The optimal retraction speed for PETG is relatively low, around 35-40mm/s, for both Bowden and Direct Drive extruders. The optimal retraction distance is between 5-7mm for Bowden extruders and 2-4mm for direct-drive extruders. Good retraction settings can help to avoid stringing, nozzle clogs and jams, etc.
CHEP has a great video about how to calibrate perfect retraction settings using Cura 4.8 plug-in.
If you still get stringing issues, you can also adjust your jerk and acceleration settings. One user recommends adjusting the acceleration and jerk control if stringing occurs frequently.
Some settings that should work is to have acceleration control set at around 500mm/s² and jerk control set to 16mm/s.
9. Use Adhesive Products
Not everyone uses adhesive products for their bed, but it can be very beneficial for getting a higher success rate for your PETG 3D prints on an Ender 3. These are simple products like hairspray sprayed on the bed, or glue sticks gently rubbed across the bed.
Once you do this, it creates a sticky layer of material that the PETG can adhere to easier.

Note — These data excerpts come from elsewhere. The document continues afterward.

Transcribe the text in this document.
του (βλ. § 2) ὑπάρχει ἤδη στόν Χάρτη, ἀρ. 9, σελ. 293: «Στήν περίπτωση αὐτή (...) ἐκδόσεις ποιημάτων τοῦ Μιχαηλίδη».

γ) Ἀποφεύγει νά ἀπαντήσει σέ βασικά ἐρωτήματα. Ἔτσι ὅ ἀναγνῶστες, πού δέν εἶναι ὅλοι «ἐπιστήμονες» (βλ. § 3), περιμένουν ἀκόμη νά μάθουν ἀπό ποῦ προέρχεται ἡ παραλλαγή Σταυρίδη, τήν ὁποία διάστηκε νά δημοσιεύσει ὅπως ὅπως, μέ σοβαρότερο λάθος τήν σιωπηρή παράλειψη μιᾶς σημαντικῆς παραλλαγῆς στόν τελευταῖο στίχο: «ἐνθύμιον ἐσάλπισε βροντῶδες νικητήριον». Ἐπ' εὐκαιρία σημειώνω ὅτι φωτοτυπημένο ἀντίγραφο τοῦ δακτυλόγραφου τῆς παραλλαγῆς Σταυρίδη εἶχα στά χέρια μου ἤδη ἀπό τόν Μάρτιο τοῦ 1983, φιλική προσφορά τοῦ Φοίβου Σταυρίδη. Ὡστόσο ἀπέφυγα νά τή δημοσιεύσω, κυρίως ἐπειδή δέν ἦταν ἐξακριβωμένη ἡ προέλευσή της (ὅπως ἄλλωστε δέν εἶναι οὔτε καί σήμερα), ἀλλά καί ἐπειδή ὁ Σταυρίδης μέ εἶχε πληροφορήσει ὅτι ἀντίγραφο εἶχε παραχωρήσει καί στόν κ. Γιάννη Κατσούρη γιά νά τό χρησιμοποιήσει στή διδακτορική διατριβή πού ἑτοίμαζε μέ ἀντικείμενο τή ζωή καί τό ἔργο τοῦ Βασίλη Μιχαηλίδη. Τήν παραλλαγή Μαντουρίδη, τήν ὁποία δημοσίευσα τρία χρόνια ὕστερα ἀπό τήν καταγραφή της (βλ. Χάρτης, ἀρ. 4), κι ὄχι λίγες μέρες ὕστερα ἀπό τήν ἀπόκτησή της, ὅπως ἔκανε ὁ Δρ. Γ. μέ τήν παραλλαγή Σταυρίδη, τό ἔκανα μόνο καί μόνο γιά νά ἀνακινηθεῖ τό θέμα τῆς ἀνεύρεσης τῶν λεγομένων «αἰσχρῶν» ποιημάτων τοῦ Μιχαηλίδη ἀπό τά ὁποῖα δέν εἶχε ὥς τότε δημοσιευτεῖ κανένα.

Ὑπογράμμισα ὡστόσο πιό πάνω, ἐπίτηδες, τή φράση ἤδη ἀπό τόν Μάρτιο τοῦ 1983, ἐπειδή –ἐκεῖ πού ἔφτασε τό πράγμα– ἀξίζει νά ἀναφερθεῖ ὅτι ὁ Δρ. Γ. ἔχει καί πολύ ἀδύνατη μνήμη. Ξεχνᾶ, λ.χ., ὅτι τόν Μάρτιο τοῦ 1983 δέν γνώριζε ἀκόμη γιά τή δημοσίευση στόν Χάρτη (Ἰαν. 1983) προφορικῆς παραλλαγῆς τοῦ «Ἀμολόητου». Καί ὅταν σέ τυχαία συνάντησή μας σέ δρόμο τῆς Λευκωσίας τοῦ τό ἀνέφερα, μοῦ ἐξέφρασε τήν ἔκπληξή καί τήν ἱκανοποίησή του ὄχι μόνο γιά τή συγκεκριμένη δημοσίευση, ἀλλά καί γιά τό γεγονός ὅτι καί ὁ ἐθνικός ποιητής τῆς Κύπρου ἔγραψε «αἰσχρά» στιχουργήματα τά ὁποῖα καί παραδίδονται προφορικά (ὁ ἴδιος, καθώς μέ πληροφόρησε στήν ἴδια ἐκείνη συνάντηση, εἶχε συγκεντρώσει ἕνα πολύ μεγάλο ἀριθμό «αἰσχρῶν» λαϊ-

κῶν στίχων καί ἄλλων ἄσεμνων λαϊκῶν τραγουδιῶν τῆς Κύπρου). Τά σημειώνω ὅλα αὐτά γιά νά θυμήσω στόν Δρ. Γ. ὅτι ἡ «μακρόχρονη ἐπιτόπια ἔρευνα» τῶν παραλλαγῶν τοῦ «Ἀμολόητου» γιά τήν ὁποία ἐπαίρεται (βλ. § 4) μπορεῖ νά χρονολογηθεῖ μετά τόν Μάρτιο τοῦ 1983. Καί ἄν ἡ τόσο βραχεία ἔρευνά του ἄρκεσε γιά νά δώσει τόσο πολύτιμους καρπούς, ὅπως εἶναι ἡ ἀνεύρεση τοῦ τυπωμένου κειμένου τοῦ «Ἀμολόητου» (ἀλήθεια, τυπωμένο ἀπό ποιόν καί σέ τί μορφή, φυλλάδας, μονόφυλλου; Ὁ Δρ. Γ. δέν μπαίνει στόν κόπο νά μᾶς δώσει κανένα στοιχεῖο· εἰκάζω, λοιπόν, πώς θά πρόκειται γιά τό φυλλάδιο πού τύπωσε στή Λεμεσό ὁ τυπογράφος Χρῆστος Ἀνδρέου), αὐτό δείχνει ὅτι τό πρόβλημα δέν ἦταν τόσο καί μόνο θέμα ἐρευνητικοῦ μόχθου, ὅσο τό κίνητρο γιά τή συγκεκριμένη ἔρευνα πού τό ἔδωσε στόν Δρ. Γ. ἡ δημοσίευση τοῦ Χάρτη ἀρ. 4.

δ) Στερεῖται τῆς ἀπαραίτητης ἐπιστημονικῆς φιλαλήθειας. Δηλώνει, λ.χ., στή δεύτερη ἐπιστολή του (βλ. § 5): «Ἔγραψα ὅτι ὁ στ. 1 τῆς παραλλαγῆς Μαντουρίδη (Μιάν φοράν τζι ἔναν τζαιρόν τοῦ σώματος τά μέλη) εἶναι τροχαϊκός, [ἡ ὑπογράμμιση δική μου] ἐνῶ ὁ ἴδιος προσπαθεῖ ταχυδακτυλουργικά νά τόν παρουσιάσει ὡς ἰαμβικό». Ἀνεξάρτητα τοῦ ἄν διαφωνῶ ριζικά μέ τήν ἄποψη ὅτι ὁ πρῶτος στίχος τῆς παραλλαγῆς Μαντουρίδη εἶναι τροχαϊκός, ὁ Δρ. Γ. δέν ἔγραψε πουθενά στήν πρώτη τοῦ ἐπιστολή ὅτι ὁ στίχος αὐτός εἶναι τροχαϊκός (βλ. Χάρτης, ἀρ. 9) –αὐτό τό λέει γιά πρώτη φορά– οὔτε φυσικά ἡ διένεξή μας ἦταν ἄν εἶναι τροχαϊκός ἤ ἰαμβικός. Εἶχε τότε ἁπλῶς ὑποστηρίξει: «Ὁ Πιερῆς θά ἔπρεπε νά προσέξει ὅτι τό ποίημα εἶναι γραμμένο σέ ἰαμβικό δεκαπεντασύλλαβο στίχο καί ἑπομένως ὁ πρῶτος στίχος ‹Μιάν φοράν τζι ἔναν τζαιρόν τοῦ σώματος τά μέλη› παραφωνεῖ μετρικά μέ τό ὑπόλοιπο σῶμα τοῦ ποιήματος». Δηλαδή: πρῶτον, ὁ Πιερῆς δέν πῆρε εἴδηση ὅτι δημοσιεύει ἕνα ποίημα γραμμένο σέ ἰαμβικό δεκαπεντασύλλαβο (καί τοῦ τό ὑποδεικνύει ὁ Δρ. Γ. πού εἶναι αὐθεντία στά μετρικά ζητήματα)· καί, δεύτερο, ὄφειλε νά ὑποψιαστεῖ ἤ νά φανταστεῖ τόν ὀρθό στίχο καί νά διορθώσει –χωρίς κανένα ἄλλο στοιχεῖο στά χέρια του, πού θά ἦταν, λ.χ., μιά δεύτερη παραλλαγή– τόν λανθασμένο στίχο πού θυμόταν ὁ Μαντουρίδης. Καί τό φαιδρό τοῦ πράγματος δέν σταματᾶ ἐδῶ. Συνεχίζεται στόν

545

I’d highly recommend Elmer’s Purple Disappearing Glue Sticks from Amazon as an adhesive product if you are printing PETG on an Ender 3. It is non-toxic, acid-free, and it works well with filaments with bed adhesion issues such as PETG.
You can check out this CHEP’s video on how to print PETG on an Ender 3.
10. Use an Enclosure
Using an enclosure isn’t necessary to 3D print PETG, but you can benefit from it depending on the environment. One user mentioned that PETG doesn’t require an enclosure, but it might be a good idea if you are printing in a cold room because PETG prints better in a warmer room.
He said his PETG didn’t print well in a room at 64°C (17°C) and does better at 70-80°F (21-27°C).
If you are looking to get an enclosure, you can get something like the Comgrow 3D Printer Enclosure for Ender 3 from Amazon. It is suitable for filaments that need a high temperature, such as PETG.
It can be good in some cases because PETG doesn’t like cooling the same way as PLA, so if you have drafts then an enclosure can protect against that. PETG has a relatively high glass transition temperature (when it gets soft) so an enclosure wouldn’t get hot enough to affect it.